Creating indicator variable columns in dplyr chain

Question

Creating indicator variable columns in dplyr chain

Updated . Apologizing to those who answered, in my original example, I overlooked the fact that data.frame() created var as a factor, and not as a character vector, as I expected. I fixed the example and this will break at least one of the answers.

- original -

I have a data frame in which I perform a series of dplyr and tidyr operations, and I would like to add columns for indicator variables that will be encoded as 0 or 1, and do this in the dplyr chain. Each factor level (currently stored as symbolic vectors) must be encoded in a separate column, and column names are the concatenation of a fixed prefix with a variable level, for example. var has level a, the new var_a column will be 1, and all other var_a rows will be 0.

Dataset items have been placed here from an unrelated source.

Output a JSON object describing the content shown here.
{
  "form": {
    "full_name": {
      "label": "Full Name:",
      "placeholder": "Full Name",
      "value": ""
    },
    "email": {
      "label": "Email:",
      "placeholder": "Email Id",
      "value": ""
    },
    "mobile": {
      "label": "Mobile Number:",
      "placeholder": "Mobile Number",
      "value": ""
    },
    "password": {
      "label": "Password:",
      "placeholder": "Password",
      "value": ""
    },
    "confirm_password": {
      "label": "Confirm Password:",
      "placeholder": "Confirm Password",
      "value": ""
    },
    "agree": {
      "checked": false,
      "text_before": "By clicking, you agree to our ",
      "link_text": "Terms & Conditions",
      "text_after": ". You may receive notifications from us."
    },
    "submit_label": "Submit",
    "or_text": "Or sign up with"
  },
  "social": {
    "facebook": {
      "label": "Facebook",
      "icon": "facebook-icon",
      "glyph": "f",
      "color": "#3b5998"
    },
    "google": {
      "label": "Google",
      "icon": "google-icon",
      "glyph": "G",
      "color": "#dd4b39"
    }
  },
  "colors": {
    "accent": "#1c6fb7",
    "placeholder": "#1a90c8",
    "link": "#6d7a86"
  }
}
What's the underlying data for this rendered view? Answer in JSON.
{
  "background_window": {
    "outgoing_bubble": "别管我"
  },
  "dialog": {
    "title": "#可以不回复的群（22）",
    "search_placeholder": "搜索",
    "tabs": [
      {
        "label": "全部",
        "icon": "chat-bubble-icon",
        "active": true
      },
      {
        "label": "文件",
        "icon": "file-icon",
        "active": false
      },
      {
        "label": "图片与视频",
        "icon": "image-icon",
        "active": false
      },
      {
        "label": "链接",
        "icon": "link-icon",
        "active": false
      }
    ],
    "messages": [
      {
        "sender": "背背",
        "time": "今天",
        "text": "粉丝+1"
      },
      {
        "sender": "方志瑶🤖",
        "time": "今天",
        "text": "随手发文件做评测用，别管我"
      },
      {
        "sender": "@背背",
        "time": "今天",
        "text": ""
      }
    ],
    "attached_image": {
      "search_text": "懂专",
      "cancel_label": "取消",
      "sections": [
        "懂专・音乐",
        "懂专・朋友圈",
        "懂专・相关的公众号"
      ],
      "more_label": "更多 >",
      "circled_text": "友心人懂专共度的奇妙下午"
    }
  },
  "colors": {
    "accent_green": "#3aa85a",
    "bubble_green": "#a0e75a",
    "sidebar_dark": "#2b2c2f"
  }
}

The following minimal example using the R base gives exactly the results that I want (thanks to this blog post ), but I would like to flip all this into the dplyr chain and cannot figure out how to do this.

 library(dplyr) df <- data.frame(var = sample(x = letters[1:4], size = 10, replace = TRUE), stringsAsFactors = FALSE) for(level in unique(df$var)){ df[paste("var", level, sep = "_")] <- ifelse(df$var == level, 1, 0) }

Note that the actual data set contains several columns, none of which should be changed or deleted when creating indicator variables, except for the var column, which can be converted to a type factor.

+8

r dplyr tidyr

Tom Mar 11 '16 at 15:02

source share

4 answers

The only requirements for a function that should be part of the dplyr pipeline are that it takes a data frame as input and returns a data frame as output. So using model.matrix :

 make_inds <- function(df, cols=names(df)) { # do each variable separately to get around model.matrix dropping aliased columns do.call(cbind, c(df, lapply(cols, function(n) { x <- df[[n]] mm <- model.matrix(~ x - 1) colnames(mm) <- gsub("^x", paste(n, "_", sep=""), colnames(mm)) mm }))) } # insert into pipeline data %>% ... %>% make_inds %>% ...

+3

Hong ooi Mar 11 '16 at 17:10

source share

This is possible without creating a function, although it requires lapply . If var is a factor, you can work with its levels; we can bind its columns to lapply , which traverses var levels and creates values, calls them using setNames and converts them to tbl_df .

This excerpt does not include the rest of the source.